You might jump straight to the obvious conclusion – that it refers to someone or something infested with fleas, but definitions of ‘fleabag’ vary depending on your geography. In the UK, a ‘fleabag’ generally means: “a dirty, unkempt or unpleasant person or animal”.

In the US however, it is defined as to “a seedy or dilapidated hotel”, or “a worthless racehorse”.

What we can gather is that the overarching meaning of the word – first recorded in 1825 – is one of general unpleasantness. 

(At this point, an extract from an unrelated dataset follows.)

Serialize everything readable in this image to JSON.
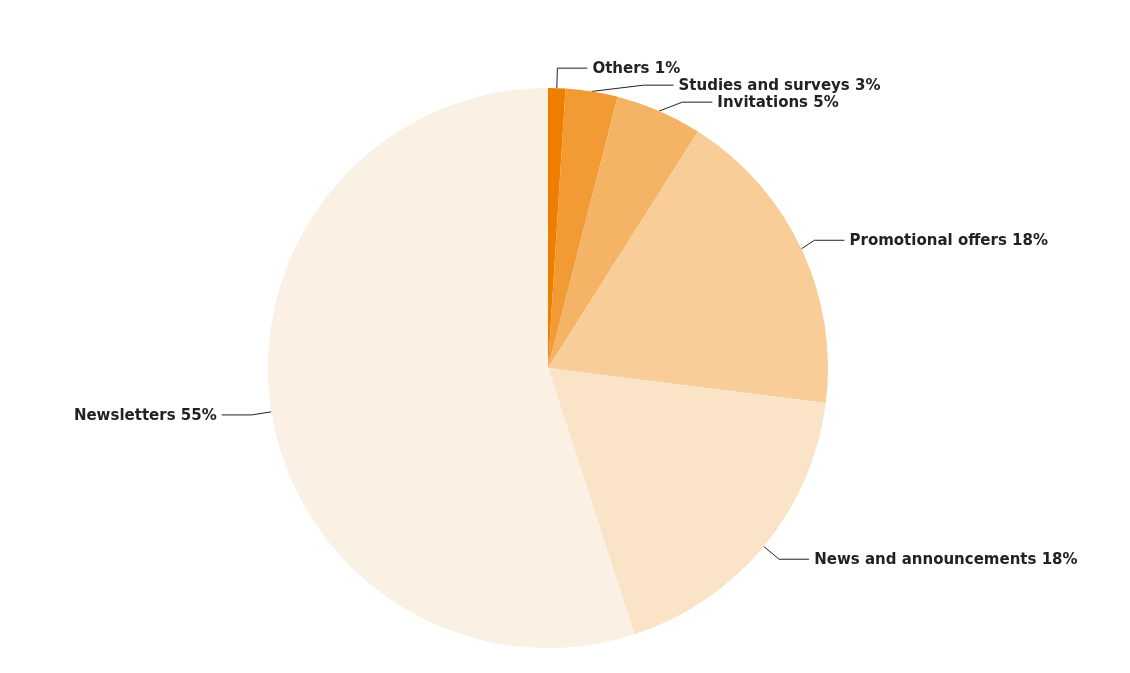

This begs the question, how is a show – and its protagonist – named after such apparent unattractiveness so damn popular?

 “Fleabaggy-ness”

The answer is in Waller-Bridge’s creation, ‘fleabag’ herself. 

Waller-Bridge states the name ‘fleabag’ imbues the show with the “subtext of “fleabaggy-ness”. It felt right because, “there’s a messy connotation to it”.

This “fleabaggy-ness” only contrasts with the protagonist’s general…put-togetherness. The unnamed ‘fleabag’ is all chic trench coats, carefully applied lipstick, feminist lectures and silent wellness retreats. But she is also all broke, sad, angry, seemingly nameless and sometimes, cruel, as she tries to navigate London millennial life.

‘Fleabag’ has therefore taken on a new meaning as the messy millennial experience. Outwardly achieving, glowing, avocado-on-toast-ing – but inwardly flailing and doubting.

Despite the fact her attitude and behaviour, her obvious fleabaggy-ness, often goes against what society usually tells us is the ‘norm’, Waller-Bridge’s antihero is lovable and relatable.  Perhaps this is where the Urban Dictionary’s definition of ‘fleabag’ gains relevance: “an affectionate name for an old dog or cat with fleas”. 

We are all old dogs and cats with our own unappealing ticks and fleas. Waller-Bridge’s interpretation of the word ‘fleabag’, and the public’s celebration of it, shows that hey, even if you view yourself as: “a greedy, perverted, selfish, apathetic, cynical, depraved, morally bankrupt woman who can’t even call herself a feminist” (episode #1.1), society will still love you. 

And so, in a truly philosophical sign off, go forth and embrace your flea-ridden self.